Ottoman pro-Serbian activist

Naum Evro(vić) (Наум Евро(вић)) was a pro-Serbian activist in the Ottoman Empire. He was among the first Macedonists. Evro was a founder and member of the Sofia-based organization Secret Macedonian Committee.

==Life==
Naum Evro was born in Struga, Ottoman Empire. He received primary education in his birthplace. Evro later was educated at the Theological School in Belgrade, after which he was appointed as an intern in the Vranje district. Afterwards, he studied philology in Belgrade and learned French in Paris for a specialist degree for one year.

He later emigrated to Sofia. Along with Temko Popov(ić), Kosta Grupče(vić) and Vasil(ije) Karajovov(ić), he established the anti-Bulgarian Secret Macedonian Committee (SMC) in Sofia. The establishment of SMC marked the beginning of the pro-Serbian activities by its activists. He was among the first Macedonists. Evro served as the secretary of SMC. He advocated for the restoration of the Archbishopric of Ohrid, the rejection of the Bulgarian Exarchate and the introduction of the Macedonian language in education and administration. In August 1886, along with the other leaders of SMC, he attended negotiations with the Serbian government in Belgrade on collecting funds for the restoration of the Archbishopric of Ohrid and opening church-school communities, publishing a newspaper Macedonian Voice in Macedonian in Constantinople (which would be against Bulgarian influence and pro-Ottoman), opening schools throughout Ottoman Macedonia and hiring teachers that would teach Macedonian, printing books in Macedonian, etc.

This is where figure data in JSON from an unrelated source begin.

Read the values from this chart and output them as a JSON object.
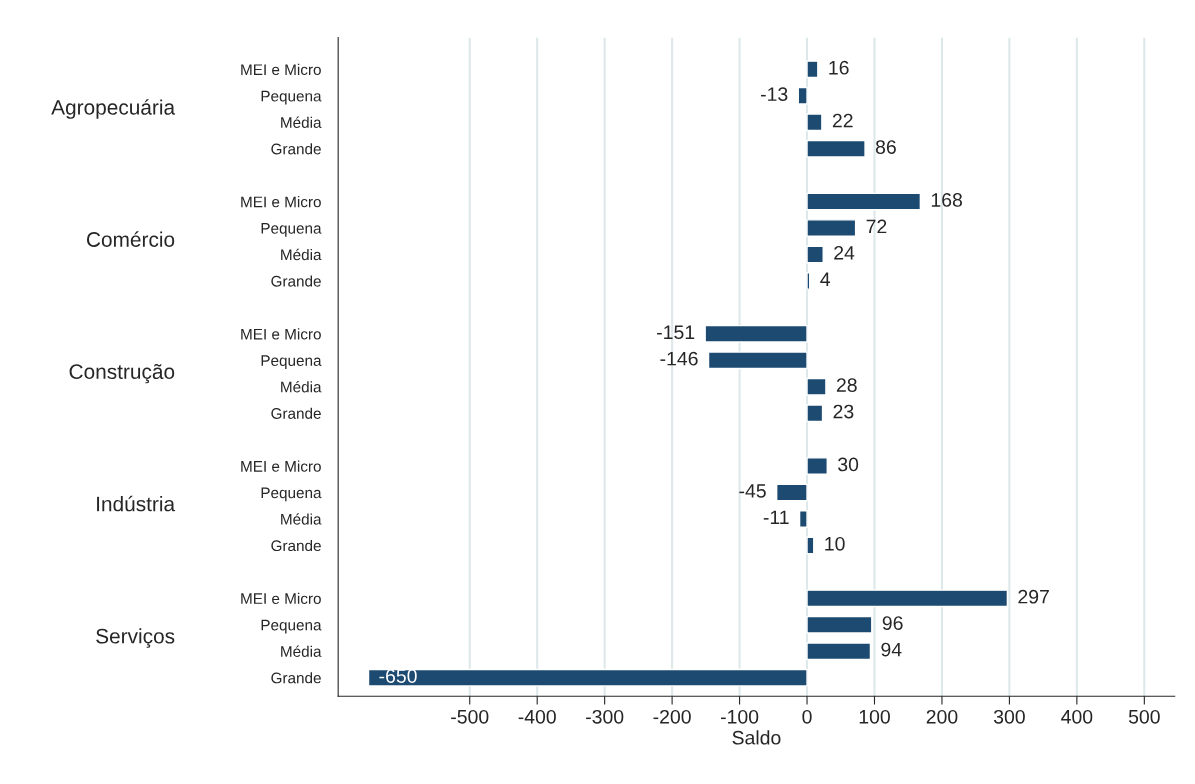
{
  "chart_data": {
    "type": "bar",
    "orientation": "horizontal",
    "xlabel": "Saldo",
    "categories": [
      "MEI e Micro",
      "Pequena",
      "Média",
      "Grande",
      null,
      "MEI e Micro",
      "Pequena",
      "Média",
      "Grande",
      null,
      "MEI e Micro",
      "Pequena",
      "Média",
      "Grande",
      null,
      "MEI e Micro",
      "Pequena",
      "Média",
      "Grande",
      null,
      "MEI e Micro",
      "Pequena",
      "Média",
      "Grande"
    ],
    "values": [
      16,
      -13,
      22,
      86,
      null,
      168,
      72,
      24,
      4,
      null,
      -151,
      -146,
      28,
      23,
      null,
      30,
      -45,
      -11,
      10,
      null,
      297,
      96,
      94,
      -650
    ],
    "color": "#1c4a70",
    "annotations": [
      "Agropecuária",
      "Comércio",
      "Construção",
      "Indústria",
      "Serviços"
    ],
    "xlim": [
      -695,
      545
    ],
    "xticks": [
      -500,
      -400,
      -300,
      -200,
      -100,
      0,
      100,
      200,
      300,
      400,
      500
    ],
    "data_labels": true,
    "grid": "x",
    "legend": false
  }
}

In 1886, he became part of the Association of Serbo-Macedonians, headquartered in Constantinople, founded and led by Serbian politician Stojan Novaković, for the realization of the Serbian cause. Novaković was his sponsor. Along with Grupčević, he assisted Novaković, being partially successful in imposing strong Serbian linguistic influence on Macedonian. Together with Grupčević, he tried to publish the newspaper Macedonian Leaf in 1887. In 1888, together with Grupčević, he prepared the Macedonian Primer, in Macedonian, under the influence of the Serbian language. It was sent to Belgrade for evaluation in June 1888. However, the primer was not accepted due to relying predominantly on Macedonian, thus the primer by Milojko Veselinović was accepted and published instead. Per Macedonian linguist Trajko Stamatoski, their primer was declined because it did not comply with Novaković's instructions. In 1888, Marin Drinov wrote to Kuzman Shapkarev that Evro "sold himself to the Serbs." Bulgarian Exarchate's secretary Atanas Shopov wrote that Evro made a request to be a Bulgarian teacher in Macedonia. Per Shopov, he returned to Struga ill.